When presented with a patient who continues to bleed despite administration of all available therapies, clinicians have only two choices: they can keep administering the standard interventions that have failed to work in that patient, or they can administer a novel therapy like rFVIIa. Based on the increasing in-hospital off-label usage of rFVIIa,(2) clinicians seem to be choosing the second option. What would compel them to make this "unhelpful, dangerous, and costly" decision?(1)

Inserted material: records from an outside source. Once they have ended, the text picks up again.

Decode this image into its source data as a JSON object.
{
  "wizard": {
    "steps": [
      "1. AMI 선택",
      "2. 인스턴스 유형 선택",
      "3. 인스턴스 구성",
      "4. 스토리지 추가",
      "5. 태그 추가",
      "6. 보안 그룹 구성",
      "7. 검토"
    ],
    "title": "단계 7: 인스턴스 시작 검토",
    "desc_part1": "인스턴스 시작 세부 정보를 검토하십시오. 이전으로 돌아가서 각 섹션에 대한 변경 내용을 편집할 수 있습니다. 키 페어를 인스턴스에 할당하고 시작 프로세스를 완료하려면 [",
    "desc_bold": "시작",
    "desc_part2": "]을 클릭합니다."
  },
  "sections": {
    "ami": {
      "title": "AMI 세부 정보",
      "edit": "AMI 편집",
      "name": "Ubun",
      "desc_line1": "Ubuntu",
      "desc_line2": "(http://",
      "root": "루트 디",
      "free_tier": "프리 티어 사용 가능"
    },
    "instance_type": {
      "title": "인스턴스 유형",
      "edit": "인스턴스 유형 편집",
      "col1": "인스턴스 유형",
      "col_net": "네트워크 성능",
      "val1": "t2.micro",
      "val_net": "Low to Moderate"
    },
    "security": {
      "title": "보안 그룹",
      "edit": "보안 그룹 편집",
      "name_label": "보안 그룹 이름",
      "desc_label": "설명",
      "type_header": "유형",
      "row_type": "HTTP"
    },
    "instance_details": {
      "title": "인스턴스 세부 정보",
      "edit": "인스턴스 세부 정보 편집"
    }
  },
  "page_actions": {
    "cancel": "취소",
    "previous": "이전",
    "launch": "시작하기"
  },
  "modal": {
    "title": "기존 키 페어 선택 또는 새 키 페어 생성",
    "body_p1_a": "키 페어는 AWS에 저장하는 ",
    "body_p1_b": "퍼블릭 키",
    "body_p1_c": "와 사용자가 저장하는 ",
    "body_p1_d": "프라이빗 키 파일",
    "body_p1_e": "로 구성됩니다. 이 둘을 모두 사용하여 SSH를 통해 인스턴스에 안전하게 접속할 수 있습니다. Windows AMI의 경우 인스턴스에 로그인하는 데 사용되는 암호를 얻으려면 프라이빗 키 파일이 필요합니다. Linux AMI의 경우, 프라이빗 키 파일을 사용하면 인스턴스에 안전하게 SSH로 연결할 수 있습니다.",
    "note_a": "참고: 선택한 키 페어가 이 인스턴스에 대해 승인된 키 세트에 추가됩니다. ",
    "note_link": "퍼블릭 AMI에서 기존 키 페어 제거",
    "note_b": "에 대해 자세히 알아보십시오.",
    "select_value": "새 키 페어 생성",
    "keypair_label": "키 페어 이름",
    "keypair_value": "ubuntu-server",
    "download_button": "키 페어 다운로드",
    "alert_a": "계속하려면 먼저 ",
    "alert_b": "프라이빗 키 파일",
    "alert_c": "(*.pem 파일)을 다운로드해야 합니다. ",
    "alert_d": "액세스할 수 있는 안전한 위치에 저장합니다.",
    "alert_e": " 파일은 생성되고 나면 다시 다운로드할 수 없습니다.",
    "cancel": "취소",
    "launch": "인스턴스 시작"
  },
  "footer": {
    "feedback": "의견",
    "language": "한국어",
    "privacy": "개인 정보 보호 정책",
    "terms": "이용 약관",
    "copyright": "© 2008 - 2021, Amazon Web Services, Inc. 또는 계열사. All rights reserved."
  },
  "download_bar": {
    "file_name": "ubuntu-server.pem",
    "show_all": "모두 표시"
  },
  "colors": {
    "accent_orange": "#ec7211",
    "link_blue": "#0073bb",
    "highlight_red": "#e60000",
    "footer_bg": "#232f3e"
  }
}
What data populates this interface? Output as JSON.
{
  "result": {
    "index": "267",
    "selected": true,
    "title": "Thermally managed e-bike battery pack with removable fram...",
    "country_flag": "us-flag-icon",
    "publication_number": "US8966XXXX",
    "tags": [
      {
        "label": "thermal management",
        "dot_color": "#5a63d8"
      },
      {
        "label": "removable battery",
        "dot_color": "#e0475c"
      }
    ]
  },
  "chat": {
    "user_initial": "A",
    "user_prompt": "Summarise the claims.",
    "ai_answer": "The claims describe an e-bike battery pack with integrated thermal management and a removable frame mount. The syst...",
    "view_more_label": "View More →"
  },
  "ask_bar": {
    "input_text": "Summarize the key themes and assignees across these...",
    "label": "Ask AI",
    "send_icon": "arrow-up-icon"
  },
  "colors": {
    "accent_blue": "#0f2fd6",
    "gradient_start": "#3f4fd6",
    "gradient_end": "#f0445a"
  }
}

Perhaps they recognize that: a) unless they gain control of the blood loss in a timely manner, patients will fare poorly; b) standard interventions - which, incidentally, have also not been shown to benefit patients, have inherent risks, and are expensive - are unlikely to gain control of the blood loss in a timely manner; c) based on an expanding body of observational data,(3) and some randomized trial data in bleeding patients,(4) rFVIIa is likely to reduce the blood loss; d) the efficacy and safety data from most existing randomized trials do not apply because they did not study patients with refractory blood loss; e) even if the safety data from existing randomized trials do apply, which indicate that rFVIIa doubles the risk of thrombotic complications,(5) this risk is likely dwarfed by the risk of allowing blood loss to continue unabated; f) and applicable data from placebo-controlled randomized trials will not be forthcoming because of feasibility issues (e.g., difficulty in obtaining informed consent in a timely manner, ethical concern of administering a placebo to patients with refractory blood loss, and lacking standardized alternative therapies).
We believe that comments on the off-label use of rFVIIa that do not consider the clinical context in which the drug is being used may be flawed. All procoagulant agents have the risk for potential adverse responses, but their individualized risk-benefit profile is largely dependant on the clinical context.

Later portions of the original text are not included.